Theresa May became Britain's new prime minister on Wednesday, accepting an invitation to govern from Queen Elizabeth after the resignation of David Cameron. She promised to lead a “one-nation” government dedicated to social justice and making “Britain a country that works for everyone.”
Alluding to the tough negotiations that lie ahead over Britain's exit from the European Union, May said, “we face a time of great national change.”
But she said Britain would “rise to the challenge” and forge “a bold new positive role” in the world.
May began appointing new Cabinet ministers Wednesday evening. Former London Mayor Boris Johnson was appointed Britain's new foreign secretary, one of the biggest jobs in government.
Johnson was one of the leaders of the campaign to leave the European Union. He had hoped to become British prime minister but saw his dream fade amid Conservative Party plotting after last month's vote.
Veteran Conservative euroskeptic David Davis was appointed to lead Britain's exit talks with the European Union.
Prime Minister Theresa May named Davis, a longtime advocate of leaving the EU, to the newly created post of secretary of state.
Davis is a long-serving lawmaker who often clashed with May when she was home secretary over privacy and free-speech issues.
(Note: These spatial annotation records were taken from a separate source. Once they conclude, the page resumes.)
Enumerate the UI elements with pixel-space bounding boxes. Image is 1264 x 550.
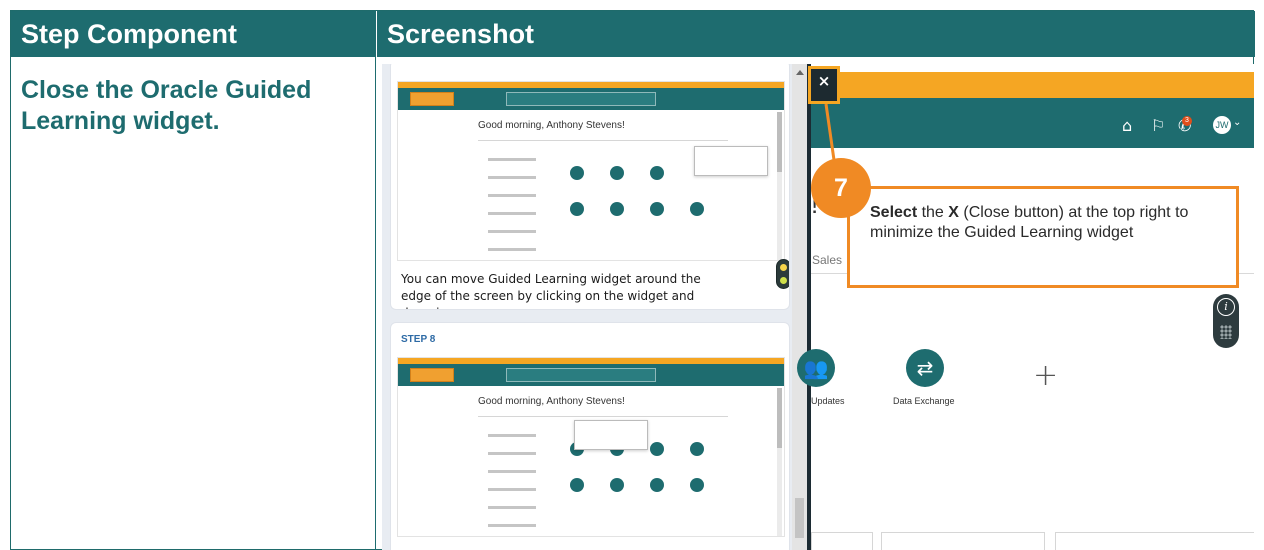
- callout-leader-line: [824, 103, 836, 161]
- callout-x-word: X: [948, 204, 959, 221]
- close-icon: ×: [817, 72, 831, 90]
- instruction-callout: Select the X (Close button) at the top r…: [847, 186, 1239, 288]
- step-component-text: Close the Oracle Guided Learning widget.: [21, 76, 312, 135]
- document-page: Step Component Screenshot Close the Orac…: [0, 0, 1264, 550]
- step-number-badge: 7: [811, 158, 871, 218]
- callout-select-word: Select: [870, 204, 918, 221]
- close-button[interactable]: ×: [808, 66, 840, 104]
- column-divider: [375, 57, 376, 550]
- screenshot-image: Good morning, Anthony Stevens! You can m…: [382, 64, 1254, 550]
- callout-text-part: the: [917, 204, 949, 221]
- callout-text: Select the X (Close button) at the top r…: [870, 203, 1236, 243]
- table-header-row: Step Component Screenshot: [11, 11, 1255, 57]
- header-screenshot: Screenshot: [376, 11, 1255, 57]
- header-step-component: Step Component: [21, 19, 237, 49]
He has criticized British spies' snooping powers for being too intrusive.
Meanwhile, May’s former job of home secretary was given to Amber Rudd, Britain's former energy secretary, making two of the top four jobs in the government held by women
In a carefully orchestrated political ballet, Cameron made his final appearance as prime minister in Parliament, turning the usually raucous prime minister's questions session into a time for praise, thanks, gentle ribbing, cheers — and a sprinkle of criticism.
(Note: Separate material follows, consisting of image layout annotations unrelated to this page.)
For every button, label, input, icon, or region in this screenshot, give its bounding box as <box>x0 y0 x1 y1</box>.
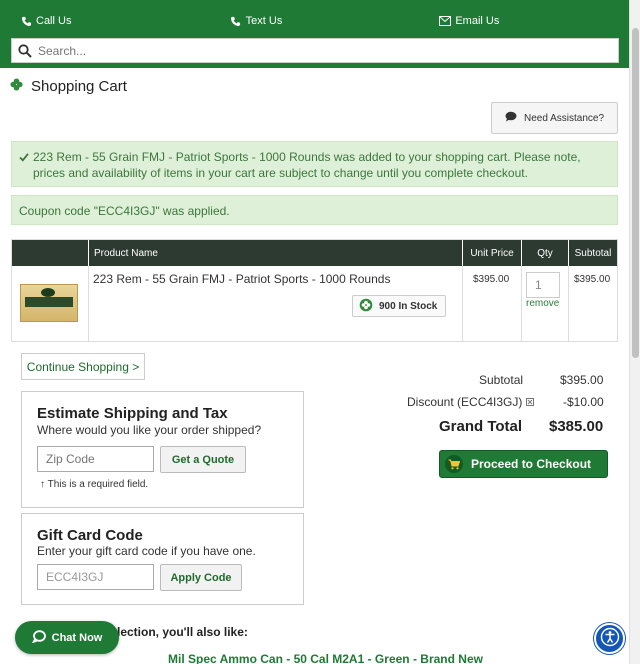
remove-link[interactable]: remove <box>526 298 559 309</box>
discount-amount: -$10.00 <box>563 395 604 409</box>
product-image-label-band <box>25 297 73 307</box>
email-us-link[interactable]: Email Us <box>419 8 629 34</box>
recommendations-heading: lection, you'll also like: <box>117 625 248 639</box>
added-to-cart-text: 223 Rem - 55 Grain FMJ - Patriot Sports … <box>33 150 581 180</box>
chat-now-button[interactable]: Chat Now <box>15 621 119 654</box>
email-us-label: Email Us <box>455 15 500 27</box>
page-title: Shopping Cart <box>10 78 127 95</box>
accessibility-icon <box>600 627 620 650</box>
zip-code-input[interactable] <box>37 446 154 472</box>
text-us-link[interactable]: Text Us <box>210 8 420 34</box>
product-name-link[interactable]: 223 Rem - 55 Grain FMJ - Patriot Sports … <box>93 272 390 286</box>
accessibility-button[interactable] <box>594 623 625 654</box>
checkout-label: Proceed to Checkout <box>471 457 592 471</box>
required-field-note: ↑ This is a required field. <box>40 479 148 490</box>
contact-links: Call Us Text Us Email Us <box>0 8 629 34</box>
stock-icon <box>359 298 373 315</box>
checkmark-icon <box>19 150 29 166</box>
subtotal-amount: $395.00 <box>560 373 604 387</box>
quantity-input[interactable] <box>526 272 560 298</box>
chat-now-label: Chat Now <box>51 631 103 644</box>
stock-label: 900 In Stock <box>379 300 438 312</box>
required-field-text: This is a required field. <box>47 479 149 490</box>
shipping-estimate-box: Estimate Shipping and Tax Where would yo… <box>21 391 304 508</box>
get-quote-button[interactable]: Get a Quote <box>160 446 246 473</box>
recommended-product-link[interactable]: Mil Spec Ammo Can - 50 Cal M2A1 - Green … <box>168 652 483 664</box>
cart-table-header: Product Name Unit Price Qty Subtotal <box>12 240 617 266</box>
unit-price-value: $395.00 <box>473 274 510 285</box>
header-qty: Qty <box>521 240 568 266</box>
header-unit-price: Unit Price <box>462 240 521 266</box>
discount-label: Discount (ECC4I3GJ) <box>407 395 523 409</box>
search-icon[interactable] <box>12 43 38 58</box>
need-assistance-label: Need Assistance? <box>523 112 605 124</box>
top-header: Call Us Text Us Email Us <box>0 0 629 68</box>
gift-card-subtitle: Enter your gift card code if you have on… <box>37 544 256 558</box>
page-title-text: Shopping Cart <box>31 78 127 95</box>
coupon-applied-text: Coupon code "ECC4I3GJ" was applied. <box>19 204 230 218</box>
call-us-link[interactable]: Call Us <box>0 8 210 34</box>
grand-total-amount: $385.00 <box>549 418 604 435</box>
apply-code-button[interactable]: Apply Code <box>160 564 242 591</box>
cart-icon <box>445 455 463 473</box>
chat-bubble-icon <box>505 111 517 125</box>
need-assistance-button[interactable]: Need Assistance? <box>491 102 618 134</box>
envelope-icon <box>439 15 452 27</box>
text-us-label: Text Us <box>245 15 283 27</box>
scrollbar-thumb[interactable] <box>632 28 639 358</box>
gift-card-box: Gift Card Code Enter your gift card code… <box>21 513 304 605</box>
gift-card-title: Gift Card Code <box>37 527 143 544</box>
page-scrollbar[interactable] <box>629 0 640 664</box>
arrow-up-icon: ↑ <box>40 479 45 490</box>
continue-shopping-button[interactable]: Continue Shopping > <box>21 353 145 380</box>
shipping-title: Estimate Shipping and Tax <box>37 405 228 422</box>
proceed-to-checkout-button[interactable]: Proceed to Checkout <box>439 450 608 478</box>
product-image[interactable] <box>20 284 78 322</box>
phone-icon <box>230 15 242 27</box>
remove-discount-icon[interactable] <box>526 395 535 409</box>
search-bar <box>11 38 619 63</box>
header-subtotal: Subtotal <box>568 240 617 266</box>
gift-card-input[interactable] <box>37 564 154 590</box>
phone-icon <box>20 15 32 27</box>
grand-total-label: Grand Total <box>439 418 523 435</box>
header-image-column <box>12 240 88 266</box>
product-image-logo <box>41 288 55 297</box>
coupon-applied-alert: Coupon code "ECC4I3GJ" was applied. <box>11 195 618 225</box>
clover-icon <box>10 78 23 95</box>
subtotal-value: $395.00 <box>574 274 611 285</box>
search-input[interactable] <box>38 43 598 58</box>
shipping-subtitle: Where would you like your order shipped? <box>37 423 262 437</box>
stock-badge: 900 In Stock <box>352 295 446 317</box>
chat-bubble-icon <box>31 629 46 646</box>
subtotal-label: Subtotal <box>479 373 524 387</box>
header-product-name: Product Name <box>88 240 462 266</box>
call-us-label: Call Us <box>36 15 72 27</box>
discount-row: Discount (ECC4I3GJ) <box>407 395 535 409</box>
added-to-cart-alert: 223 Rem - 55 Grain FMJ - Patriot Sports … <box>11 141 618 187</box>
Then, after a rousing speech defending his government's legacy, he and his family left his home at 10 Downing Street for the last time and made the short drive to Buckingham Palace. Soon after, the palace confirmed that Cameron had “tendered his resignation as prime minister and First Lord of the Treasury, which her majesty was graciously pleased to accept.”
Minutes later, May arrived at the palace, accompanied by her husband Philip. Royal officials released a photo of May curtseying to the monarch and confirmed the queen had “requested her to form a new administration.”
May, 59, has been Britain's home secretary, in charge of immigration and law and order, for the past six years. She has the tough task of calming the country and global financial markets after the upheaval that has followed Brexit vote.
Although May backed remaining in the EU, she has reassured “leave” supporters that “Brexit means Brexit, and we will make a success of it.”
She is under pressure — both from pro-Brexit Conservatives and other EU leaders — to start formal exit talks with the bloc. But Tony Travers of the London School of Economics said May would likely not rush to trigger Article 50 of the EU constitution, which starts a two-year countdown to a final exit.